BCE deal getting support

With some reservations, Canadian advertisers and their agencies appear to support BCE’s takeover of CTV, if their presentations late last month to the Canadian Radio-television and Telecommunications Commission (CRTC) are anything to go by.

Sunni Boot, president of Optimedia Canada; Philip Chant, senior vice-president, media, for Corporate Communications Limited of Halifax; and Terry Sheehy, president of Starcom Worldwide in Toronto, were among those to express their support for the deal.

Many of the submissions focused on the fact that, if the deal goes through, BCE would be in a position to offer advertisers multi-media, integrated advertising opportunities.

While it, too, supported the deal, the Association of Canadian Advertisers said that advertisers had no desire to pay for the takeover through increased advertising rates, and cautioned that it would not tolerate forced buys of cross-platform packages.

‘All of these media owners claim that integration will be good for advertisers because they’ll be able to offer us integrated marketing communications and cross-media promotions,’ says Bob Reaume, vice-president of media and research for the ACA. ‘That really has a lot of appeal – if it’s done right.
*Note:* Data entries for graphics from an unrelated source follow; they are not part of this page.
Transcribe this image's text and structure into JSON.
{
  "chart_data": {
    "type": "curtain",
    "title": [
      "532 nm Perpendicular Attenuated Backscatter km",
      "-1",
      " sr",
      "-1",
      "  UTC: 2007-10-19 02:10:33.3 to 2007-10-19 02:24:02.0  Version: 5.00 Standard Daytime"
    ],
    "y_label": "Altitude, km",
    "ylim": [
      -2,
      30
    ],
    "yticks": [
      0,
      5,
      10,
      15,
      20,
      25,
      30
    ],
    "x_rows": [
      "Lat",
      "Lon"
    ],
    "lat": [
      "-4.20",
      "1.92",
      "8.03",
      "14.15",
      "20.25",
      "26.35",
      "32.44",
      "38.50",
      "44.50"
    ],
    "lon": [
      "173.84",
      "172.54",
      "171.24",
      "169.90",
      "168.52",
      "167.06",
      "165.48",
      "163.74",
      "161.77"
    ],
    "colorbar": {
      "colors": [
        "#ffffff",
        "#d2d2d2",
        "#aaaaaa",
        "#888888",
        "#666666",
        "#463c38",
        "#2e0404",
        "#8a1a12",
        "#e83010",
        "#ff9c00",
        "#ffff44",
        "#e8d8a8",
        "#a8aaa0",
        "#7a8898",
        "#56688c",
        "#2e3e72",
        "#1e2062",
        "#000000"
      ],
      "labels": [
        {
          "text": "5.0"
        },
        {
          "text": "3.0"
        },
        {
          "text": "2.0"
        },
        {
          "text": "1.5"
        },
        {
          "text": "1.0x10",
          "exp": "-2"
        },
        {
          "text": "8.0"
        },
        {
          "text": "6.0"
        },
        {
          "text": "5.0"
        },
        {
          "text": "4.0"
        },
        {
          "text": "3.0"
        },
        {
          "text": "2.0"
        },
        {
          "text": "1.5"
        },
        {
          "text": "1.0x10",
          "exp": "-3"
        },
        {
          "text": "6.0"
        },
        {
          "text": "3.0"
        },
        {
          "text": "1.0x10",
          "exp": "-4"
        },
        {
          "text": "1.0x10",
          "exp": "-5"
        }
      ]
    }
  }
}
If it’s forced in any way, we don’t want to have anything to do with it.’

Sheehy, for his part, says he doesn’t foresee rate hikes or ‘tied selling’ – whereby an advertiser is forced to buy a less desirable property in order to secure placement in a more desirable one – resulting from the merger.
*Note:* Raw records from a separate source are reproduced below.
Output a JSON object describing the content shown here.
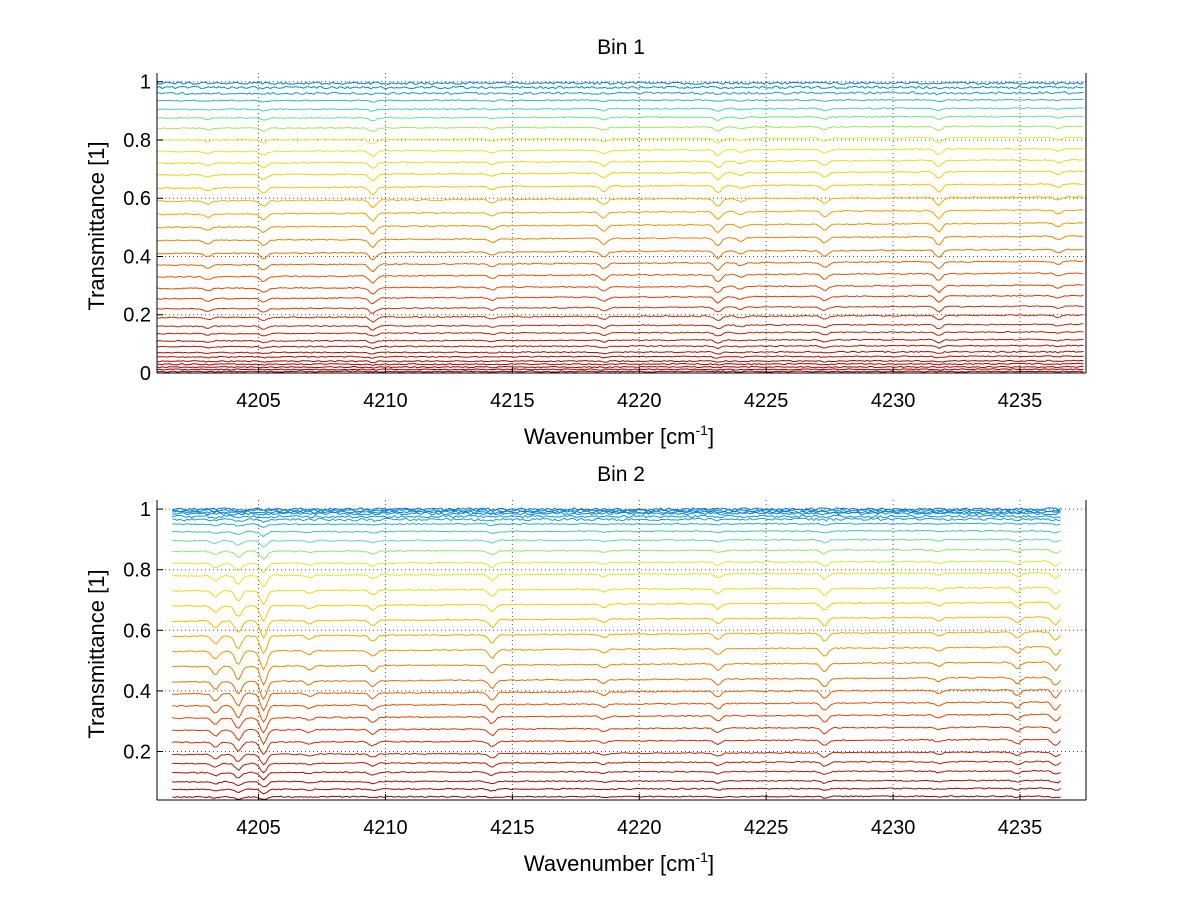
{
  "chart_data": [
    {
      "type": "line",
      "title": "Bin 1",
      "xlabel": "Wavenumber [cm",
      "xlabel_sup": "-1",
      "xlabel_end": "]",
      "ylabel": "Transmittance [1]",
      "xlim": [
        4201,
        4237.6
      ],
      "ylim": [
        0,
        1.03
      ],
      "xticks": [
        "4205",
        "4210",
        "4215",
        "4220",
        "4225",
        "4230",
        "4235"
      ],
      "yticks": [
        "0",
        "0.2",
        "0.4",
        "0.6",
        "0.8",
        "1"
      ],
      "grid": true,
      "line_count": 34,
      "x_start": 4201,
      "x_end": 4237.5,
      "levels": [
        0.005,
        0.012,
        0.02,
        0.03,
        0.04,
        0.055,
        0.07,
        0.09,
        0.11,
        0.135,
        0.16,
        0.19,
        0.22,
        0.255,
        0.29,
        0.33,
        0.37,
        0.41,
        0.455,
        0.5,
        0.545,
        0.59,
        0.635,
        0.68,
        0.72,
        0.76,
        0.8,
        0.84,
        0.875,
        0.905,
        0.935,
        0.96,
        0.98,
        0.995
      ],
      "absorption_lines_cm1": [
        4203.0,
        4205.2,
        4209.5,
        4214.2,
        4218.6,
        4223.1,
        4224.0,
        4227.3,
        4231.8,
        4236.5
      ]
    },
    {
      "type": "line",
      "title": "Bin 2",
      "xlabel": "Wavenumber [cm",
      "xlabel_sup": "-1",
      "xlabel_end": "]",
      "ylabel": "Transmittance [1]",
      "xlim": [
        4201,
        4237.6
      ],
      "ylim": [
        0.04,
        1.03
      ],
      "xticks": [
        "4205",
        "4210",
        "4215",
        "4220",
        "4225",
        "4230",
        "4235"
      ],
      "yticks": [
        "0.2",
        "0.4",
        "0.6",
        "0.8",
        "1"
      ],
      "grid": true,
      "line_count": 30,
      "x_start": 4201.6,
      "x_end": 4236.6,
      "levels": [
        0.05,
        0.075,
        0.1,
        0.13,
        0.16,
        0.19,
        0.23,
        0.27,
        0.31,
        0.35,
        0.39,
        0.43,
        0.48,
        0.53,
        0.58,
        0.63,
        0.68,
        0.73,
        0.78,
        0.82,
        0.86,
        0.895,
        0.925,
        0.95,
        0.965,
        0.975,
        0.985,
        0.99,
        0.995,
        1.0
      ],
      "absorption_lines_cm1": [
        4203.3,
        4204.2,
        4205.2,
        4207.0,
        4209.5,
        4214.2,
        4218.6,
        4223.1,
        4227.3,
        4231.8,
        4234.9,
        4236.4
      ]
    }
  ]
}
‘I think there are more than enough options in the marketplace that anyone who is heavy-handed will meet with very strong, effective resistance.

‘I could see [someone saying] ‘Buy our Web site or radio program and we will enhance our already attractive television offering to you’…as opposed to [making] a threat if you didn’t do one.’

The CRTC is expected to hand down its decision within the next eight weeks.